Al fine di verificare se l’intervento legislativo retroattivo sia effettivamente preordinato a condizionare l’esito di giudizi pendenti, la Corte costituzionale è chiamata a svolgere – in piena sintonia con la giurisprudenza della Corte EDU – uno scrutinio che assicuri una “particolare estensione e intensità del controllo sul corretto uso del potere legislativo”, tenendo conto delle concrete tempistiche e modalità dell’intervento del legislatore.

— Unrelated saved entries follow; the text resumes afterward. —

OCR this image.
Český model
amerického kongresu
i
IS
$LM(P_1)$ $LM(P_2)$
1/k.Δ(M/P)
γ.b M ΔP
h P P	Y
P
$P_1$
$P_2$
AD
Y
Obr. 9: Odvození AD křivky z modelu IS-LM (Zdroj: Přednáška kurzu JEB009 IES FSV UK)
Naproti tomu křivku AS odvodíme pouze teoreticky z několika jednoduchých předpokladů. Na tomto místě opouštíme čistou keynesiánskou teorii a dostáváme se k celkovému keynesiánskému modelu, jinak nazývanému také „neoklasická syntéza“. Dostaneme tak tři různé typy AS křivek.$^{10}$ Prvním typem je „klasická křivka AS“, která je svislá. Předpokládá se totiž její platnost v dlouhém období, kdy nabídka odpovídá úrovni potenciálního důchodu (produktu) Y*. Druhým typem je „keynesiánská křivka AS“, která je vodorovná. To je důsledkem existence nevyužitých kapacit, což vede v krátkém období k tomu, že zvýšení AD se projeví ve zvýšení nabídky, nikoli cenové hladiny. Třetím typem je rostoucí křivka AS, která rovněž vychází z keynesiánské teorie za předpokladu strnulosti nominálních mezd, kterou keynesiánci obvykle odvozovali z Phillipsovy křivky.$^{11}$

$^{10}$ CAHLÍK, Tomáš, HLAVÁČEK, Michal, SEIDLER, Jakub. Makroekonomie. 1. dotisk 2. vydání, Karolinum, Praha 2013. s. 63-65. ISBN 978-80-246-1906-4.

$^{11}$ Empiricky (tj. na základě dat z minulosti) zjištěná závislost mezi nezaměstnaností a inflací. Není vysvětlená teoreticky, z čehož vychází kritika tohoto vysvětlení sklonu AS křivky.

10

Inoltre, nelle motivazioni si è chiarito che “solo imperative ragioni di interesse generale possono consentire un’interferenza del legislatore su giudizi in corso” e che “i principi dello stato di diritto e del giusto processo impongono che tali ragioni siano trattate con il massimo grado di circospezione possibile”. Nel caso in esame non sussistevano imperative ragioni di interesse generale a giustificazione della legge. Di qui la sua illegittimità costituzionale per violazione – tra l’altro – dei principi della certezza del diritto e dell’equo processo, di cui agli artt. 3, 111, primo e secondo comma, e 117, primo comma, della Costituzione, quest’ultimo in relazione all’art. 6 CEDU.

La sentenza ribadisce e rafforza la costruzione di una “solida sinergia fra principi costituzionali interni e principi contenuti nella CEDU” e fra la Corte costituzionale e la Corte di Strasburgo, nell’ottica di un rapporto di “integrazione reciproca”.